Animal health leaders call for more consumer-centric future

Industry must embrace technology and hire more diverse workforce to meet consumer demands.

September 3, 2020

3 Min Read
Animal health leaders call for more consumer-centric future

The first KC Animal Health Corridor Digital Animal Health Summit brought together leaders from across the globe to discuss the future of the animal health industry. The overarching takeaway was that, to meet consumer demand for environmentally friendly protein and pet owners’ need for accessible veterinary care, the industry must embrace technology and hire a more diverse workforce.

Keynote speaker David Hughes, renowned food marketing professor at Imperial College London, kicked off the three-day summit with a look at the transformational changes facing the protein market. “When consumers select products, particularly meat, they’re increasingly implementing a citizen checklist: Is the product climate friendly, sustainable, animal welfare friendly and so on? Consumers are changing their purchasing behaviors on the basis of how they see your product perform against their citizen checklist,” Hughes said in his presentation.

During a leaders circle panel, KC Animal Health Corridor board members discussed how to educate this conscientious consumer.

“We need to focus more on the perception of animal production from a welfare, environmental and nutritional impact,” said Simon Walley, president of Biomin North America and vice chair of the corridor. “For example, meatless meats are perceived to be healthier, but compared to lean beef, they have 7% more calories, 17% more fat, 60% more saturated fat and 30% less protein.” 

Technology as a connector

As consumers demand more information about where and how their protein is raised, they are also demanding technology-driven veterinary care.

“The digital area is wide open,” Dino Dedic, managing director in Healthcare Investment Banking at Barclays, said during a second leaders circle panel focused on innovation. “From enhancing and integrating the pet parent experience to precision farming and even leveraging artificial intelligence for drug discovery, all these areas are open for someone to develop a scaled solution.”

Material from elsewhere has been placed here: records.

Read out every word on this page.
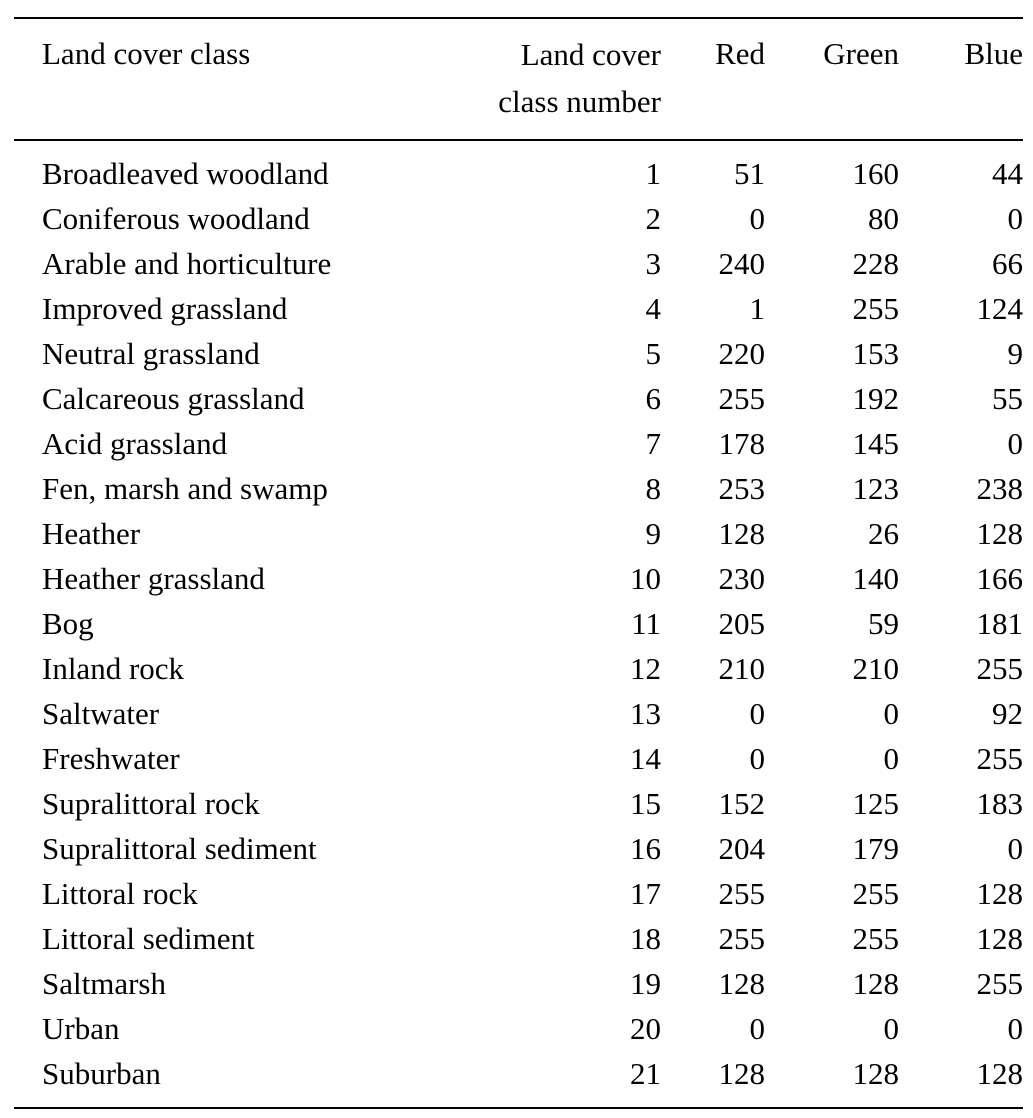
Land cover class	Land cover
class number	Red	Green	Blue
Broadleaved woodland	1	51	160	44
Coniferous woodland	2	0	80	0
Arable and horticulture	3	240	228	66
Improved grassland	4	1	255	124
Neutral grassland	5	220	153	9
Calcareous grassland	6	255	192	55
Acid grassland	7	178	145	0
Fen, marsh and swamp	8	253	123	238
Heather	9	128	26	128
Heather grassland	10	230	140	166
Bog	11	205	59	181
Inland rock	12	210	210	255
Saltwater	13	0	0	92
Freshwater	14	0	0	255
Supralittoral rock	15	152	125	183
Supralittoral sediment	16	204	179	0
Littoral rock	17	255	255	128
Littoral sediment	18	255	255	128
Saltmarsh	19	128	128	255
Urban	20	0	0	0
Suburban	21	128	128	128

Panel members agreed that technological solutions require partnership between large pharmaceutical companies and startups. To foster these connections, the summit hosted 12 emerging companies to present early-stage products, such as a smart litter box by Hachi Tama Inc. that measures cat weight and urine output to aid in the early detection of chronic kidney disease and other conditions. In addition, a digital platform from Roo Veterinary Inc. will provide the first marketplace platform that enables real-time matching of relief and freelance veterinarians and veterinary technicians with practices seeking help.

Other emerging companies leveraged technology to develop new biologics, such as the first ever oral vaccine for honeybees. Produced by Dalan Animal Health, the vaccine prevents American foulbrood (AFB), a bacterial disease present in 50% of all hives. Currently, the only real treatment for AFB is burning the hive, because antibiotics treat the causative bacteria but don’t address the bacterial spores.

A complete list of emerging companies and their products is available.

Diversifying the face of animal health

Fostering innovation and a consumer-centric industry requires a workforce that reflects the diverse customer base. That’s why the Digital Animal Health Summit organized the first industry-wide discussion on diversity, equity and inclusion. During the interactive session hosted by Merck Animal Health, Scott Bormann, senior vice president, North America, for Merck Animal Health, described his reaction to the topic as “uncomfortable.”

“I felt uncomfortable that, as a business leader, our teams did not look like the demographics of society, uncomfortable that we owned an unconscious bias and blind spots and uncomfortable that we weren’t doing more about creating an environment where all were welcomed, respected and appreciated,” he said.

Bormann asked attendees to get uncomfortable during breakout conversations about why the industry isn’t more diverse and how that can change. He ended with a reminder that many small steps can blaze trails: “I challenge us all to reflect on how we, as individuals, are going to prioritize diversity and inclusion in our organizations. Each of us has power to make an impact,” he said.